The title of an article, The difference between engagement and motivation matters. Here’s why, caught my attention. Author and consultant, Susan Fowler describes employee work passion (EWP).
EWP, employee work passion, is a persistent, emotionally positive, meaning-based state of well-being stemming from reoccurring cognitive and emotional appraisals of various job and organizational situations that result in consistent, constructive, work intentions.
As school leaders are approaching the start of a new school year, EWP seemed a great focus for how teachers and students engage in teaching and learning.
Fowler shared that EWP is characterized by five positive intentions:
- Performs above standard expectations.
- Uses discretionary effort on behalf of the organization.
- Endorses the organization and its leadership to others outside the organization.
- Uses altruistic citizenship behaviors toward all stake-holders.
- Stays with the organization.
Sounds to me like a great set of intentions for classrooms and schools. The article identifies that motivation is a key to generating EWP and differentiates between optimal and sub-optimal motivation. Consider how and what motivational elements you want to build into the start of year. Fowler compares optimal motivation to a healthy snack that builds energy across time for perseverance verses an unhealthy sugar snack (suboptimal motivation) that gives you a quick rush and then you crash and burn.
- You create optimal motivation through aligning with values, connecting to purpose, and the pure joy of doing something without the need for an external reward. Abundant research proves that optimal motivation leads to higher creativity, innovation, sustained high performance, and health and well-being.
- You create suboptimal motivation when you are motivated by rewards, money, power, status, image, fear and pressure. Suboptimal motivation undermines your results, both in the short- and long-term.
The work of Randy Conley and Drea Zigarmiun covers twelve factors of EWP categorized as organizational, job, and relationship factors. (You can find them here.) I’ve selected two that I believe deserve attention as leaders plan for the opening of school interactions with staff and as teachers plan for creating classroom culture:
Autonomy – The extent to which individuals can choose how tasks are performed, are trusted to do their jobs, and can make decisions.
What jumps to my mind are the opening day activities where high school students sit in homeroom, advisory, or first period class and read through the student handbook. Don’t think I’ve seen one yet that illustrates where autonomy and trust are described. I have found in some on these schools, teachers signed in and out of the first day staff meeting where they received the faculty handbook. If such activities are required by your system, until they can be changed, consider how you can counter them. I’m recalling the district that invited me to be the opening motivational speaker. Before I was introduced the audience was informed that following me would be a presentation on retirement guidelines.
“I will never cover rules the first day of school again! Catching students with
a WOW the first day was amazing and powerful.”

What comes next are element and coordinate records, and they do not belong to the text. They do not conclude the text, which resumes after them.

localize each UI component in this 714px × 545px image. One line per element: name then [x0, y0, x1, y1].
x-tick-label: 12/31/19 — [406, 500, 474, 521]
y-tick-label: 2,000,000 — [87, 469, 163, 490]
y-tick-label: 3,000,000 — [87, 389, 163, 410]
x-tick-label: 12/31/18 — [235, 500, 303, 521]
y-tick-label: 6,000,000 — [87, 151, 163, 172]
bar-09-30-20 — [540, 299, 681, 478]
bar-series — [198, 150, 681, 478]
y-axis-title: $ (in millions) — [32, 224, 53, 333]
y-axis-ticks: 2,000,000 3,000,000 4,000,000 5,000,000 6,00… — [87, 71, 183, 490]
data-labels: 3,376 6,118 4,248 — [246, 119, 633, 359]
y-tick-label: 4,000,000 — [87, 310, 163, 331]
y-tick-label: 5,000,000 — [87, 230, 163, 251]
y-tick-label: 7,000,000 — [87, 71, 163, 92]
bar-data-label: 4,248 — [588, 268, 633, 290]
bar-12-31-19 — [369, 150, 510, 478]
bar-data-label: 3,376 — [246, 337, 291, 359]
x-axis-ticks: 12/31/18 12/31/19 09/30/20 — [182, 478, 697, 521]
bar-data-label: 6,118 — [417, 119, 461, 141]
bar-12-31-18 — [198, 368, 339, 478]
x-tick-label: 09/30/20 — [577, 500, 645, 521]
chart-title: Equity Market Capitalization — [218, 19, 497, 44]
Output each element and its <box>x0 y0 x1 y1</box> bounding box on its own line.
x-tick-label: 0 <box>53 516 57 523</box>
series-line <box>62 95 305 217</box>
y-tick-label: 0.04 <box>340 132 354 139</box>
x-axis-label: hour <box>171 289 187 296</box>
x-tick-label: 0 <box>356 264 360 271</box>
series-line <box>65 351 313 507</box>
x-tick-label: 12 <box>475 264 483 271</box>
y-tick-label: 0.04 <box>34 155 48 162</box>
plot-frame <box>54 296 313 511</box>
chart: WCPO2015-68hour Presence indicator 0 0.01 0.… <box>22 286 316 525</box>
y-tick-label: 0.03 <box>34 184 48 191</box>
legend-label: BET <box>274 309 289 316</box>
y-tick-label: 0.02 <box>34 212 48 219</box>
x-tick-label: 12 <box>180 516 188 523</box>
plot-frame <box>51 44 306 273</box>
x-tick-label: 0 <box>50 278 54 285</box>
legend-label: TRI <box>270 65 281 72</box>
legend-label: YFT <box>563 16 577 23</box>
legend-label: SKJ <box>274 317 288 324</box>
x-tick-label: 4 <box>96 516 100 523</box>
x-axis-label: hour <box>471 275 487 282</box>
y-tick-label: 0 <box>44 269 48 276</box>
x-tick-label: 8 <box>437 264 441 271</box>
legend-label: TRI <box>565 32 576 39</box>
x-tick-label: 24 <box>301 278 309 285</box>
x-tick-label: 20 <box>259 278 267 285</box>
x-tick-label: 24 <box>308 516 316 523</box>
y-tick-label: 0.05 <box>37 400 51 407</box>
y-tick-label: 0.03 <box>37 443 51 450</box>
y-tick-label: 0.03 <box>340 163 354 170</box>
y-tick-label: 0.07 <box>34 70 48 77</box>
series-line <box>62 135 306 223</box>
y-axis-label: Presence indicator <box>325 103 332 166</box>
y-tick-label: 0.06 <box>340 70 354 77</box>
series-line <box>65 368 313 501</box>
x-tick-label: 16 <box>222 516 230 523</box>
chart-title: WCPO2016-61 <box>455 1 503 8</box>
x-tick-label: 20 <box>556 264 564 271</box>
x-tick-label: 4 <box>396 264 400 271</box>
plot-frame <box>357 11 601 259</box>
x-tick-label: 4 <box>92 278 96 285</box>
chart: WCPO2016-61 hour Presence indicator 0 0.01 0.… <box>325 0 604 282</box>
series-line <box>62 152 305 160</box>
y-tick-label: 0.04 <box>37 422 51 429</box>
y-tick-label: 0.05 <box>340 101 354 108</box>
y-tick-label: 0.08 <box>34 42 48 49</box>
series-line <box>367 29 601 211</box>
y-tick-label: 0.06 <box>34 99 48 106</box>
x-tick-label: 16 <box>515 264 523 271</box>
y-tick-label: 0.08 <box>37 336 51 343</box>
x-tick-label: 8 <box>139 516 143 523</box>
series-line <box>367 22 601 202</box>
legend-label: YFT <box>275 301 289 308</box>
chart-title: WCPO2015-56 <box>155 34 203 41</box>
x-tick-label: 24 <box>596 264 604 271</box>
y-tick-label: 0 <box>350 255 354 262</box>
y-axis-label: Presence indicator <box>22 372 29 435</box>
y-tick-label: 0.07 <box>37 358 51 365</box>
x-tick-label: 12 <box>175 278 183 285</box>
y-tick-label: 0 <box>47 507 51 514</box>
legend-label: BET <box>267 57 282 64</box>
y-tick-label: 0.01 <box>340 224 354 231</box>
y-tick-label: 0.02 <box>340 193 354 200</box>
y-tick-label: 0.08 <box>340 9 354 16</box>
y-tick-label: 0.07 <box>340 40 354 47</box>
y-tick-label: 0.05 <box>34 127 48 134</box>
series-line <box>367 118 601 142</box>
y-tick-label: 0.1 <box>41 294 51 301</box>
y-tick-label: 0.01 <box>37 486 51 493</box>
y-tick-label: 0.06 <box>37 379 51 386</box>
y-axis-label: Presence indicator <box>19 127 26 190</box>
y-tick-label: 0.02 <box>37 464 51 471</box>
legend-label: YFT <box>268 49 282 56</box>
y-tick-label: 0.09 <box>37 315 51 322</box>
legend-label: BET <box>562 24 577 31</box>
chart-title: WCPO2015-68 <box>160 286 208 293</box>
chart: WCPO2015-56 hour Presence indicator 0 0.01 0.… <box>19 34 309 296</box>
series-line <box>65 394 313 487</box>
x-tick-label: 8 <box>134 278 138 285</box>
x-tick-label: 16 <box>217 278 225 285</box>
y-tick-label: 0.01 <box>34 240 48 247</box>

— Ruth Angert, Florida High School Teacher
Start your year with WOWs. Here are several blogs that explore possibilities. How will you show your passion? What autonomy can teachers and students envision for the coming year? What choices might people make opening day?
Collaboration – The extent to which the organization encourages the sharing of ideas, teamwork, and collaboration.
Teaming for me means shared responsibilities for outcomes…. common goals. In classrooms, problem-based learning often provides an opportunity for students to have a truly shared ownership of responsibility and outcome. Too often, I find students sitting in groups, each with their own “paper to be handed in”. While there may be some sharing or helping present, it’s rare for students to be responsible for the learning of others. To what extent will first week of school activities illustrate a collaborative expectation for students?
Teachers often describe administrators using the term teams but working with teachers more as franchise owners, responsible for “their” students’ success. Consider starting the year setting some vertical or across content area goals, giving staff shared responsibility. As an example: Have grade six teachers assess students’ current writing skills and working with 7th and 8th grade LA teachers, set goals for those students to achieve by the end of 8th grade. You can then work back to end of 7th and 6th. As a department team, they can meet quarterly identifying student progress toward the goals. Next year, as 7th graders, those students have last year’s, this year’s, and next year’s teachers teaming toward a common goal. Sessions can be held with cross curricular teachers looking at student writing samples from their classes and getting input from LA teachers on writing tasks and the feedback students are receiving. Shared goals building shared responsibility and teamwork. (Here is a blog illustrating collaboration in PLCs.) How will you be illustrating collaboration as the school year starts?
What purposeful actions will you take to generate optimal motivation? …. Aligning with values, connecting to purpose, and the pure joy of doing something without the need for an external reward.